Тут уж и многотерпеливая Александра Артемьевна сердится на карканье Кассандры! Не глядя на нее, Александра Артемьевна объясняет Жене:
— Все глазные операции безболезненны. Совершенно! Ведь когда больно, человек сразу зажмуривает глаза, — как же оперировать зажмуренный глаз? Вот и делают обезболивание… Не будет тебе больно, нисколько не будет!
— Ну зачем же вы ей неправду говорите? — возмущается Кассандра. — Она должна знать: ей будет больно!
— Не будет больно, не слушай ее, Женечка! — Это подошел Володя Горев (танцы кончились). — Вот кого хочешь спроси — всех, кого оперировали, — все скажут: не больно!
Кассандра хочет возразить, она ищет «кинжальных слов», чтоб уничтожить Володю… Но губы у нее дрожат. Беспомощно хлюпнув носом, она резко поворачивается и продолжает свой «моцион».
Десять часов вечера. Дети давно спят. День у больных трудный, утомительный. Больные за день устают. Ложатся рано.

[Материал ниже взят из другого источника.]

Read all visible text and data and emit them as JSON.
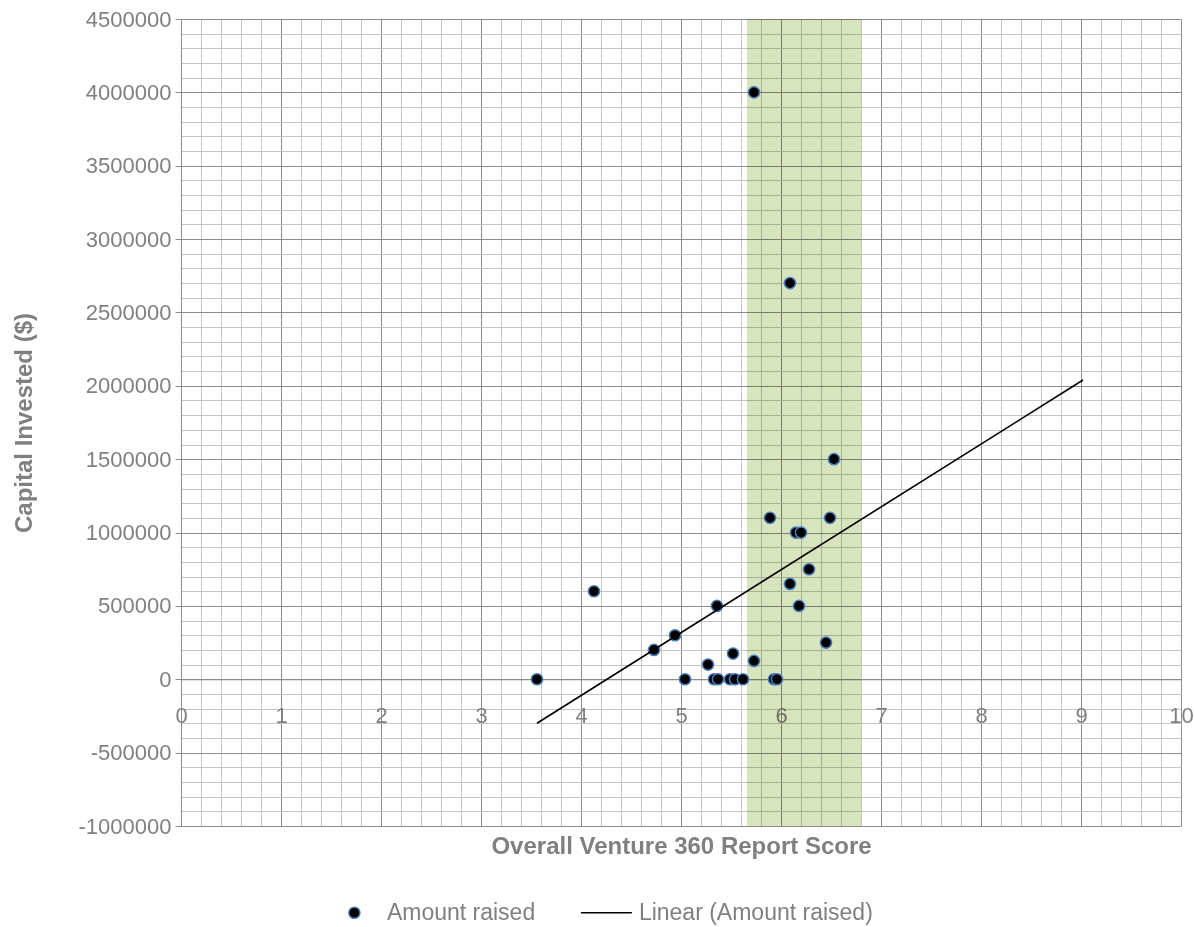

Перед оном вспоминаю, что Кассандра просила меня «уделить ей черносливцу». Иду в ее палату. Там пусто, — все обитательницы палаты, вероятно, в умывалке. При свете синей лампочки замечаю какое-то шевеление на Кассандриной кровати. Подхожу к ней ближе. Худое, истаявшее тело почти неразличимо под одеялом. Подаю ей чернослив.
И вдруг Кассандра плачет.
— Шпашибо. Ужашно тут жлые люди! — Зубы Кассандры мирно покоятся в кружечке с водой, отсюда неожиданное косноязычие. — Штрашно жлые люди!
Положив в рот черносливину, Кассандра старательно разминает ее языком и беззубыми деснами.
Иду по коридору третьего этажа, и кажется мне, что попала я совсем не туда, куда шла… Все просто, буднично, — а ведь я пришла «смотреть чудеса»!
Никаких чудес. Осторожно приоткрывая двери, заглядываю в одну палату, в другую, в третью. Везде на кроватях — люди, лежащие неподвижно. Сперва кажется, что они спят (глаз не видно — забинтованы). Мелькает даже пугающее опасение: да живы ли они? Никак не верится, что это — счастливцы, прозревшие после операции, каких я надеялась увидеть здесь.
Врач объясняет мне: да, это слепые, которым сделана операция пересадки роговицы. Сказать с уверенностью, что они прозрели, пока еще нельзя. Они будут терпеливо лежать еще очень долго, пока выяснится окончательно, вырвались ли они из мрака слепоты, в каком пребывали иногда по двадцать — тридцать лет. Подробно об операции я расскажу дальше, — пока же я смотрю на этих оперированных, и в каменной, неодушевленной неподвижности своей они напоминают мне те коконы и куколки, из которых в положенный срок вылетают бабочки. Можно надеяться, что и эти неподвижные оперированные слепые станут в свой срок зрячими, счастливыми, обретшими свое место в общей жизни, труде, борьбе.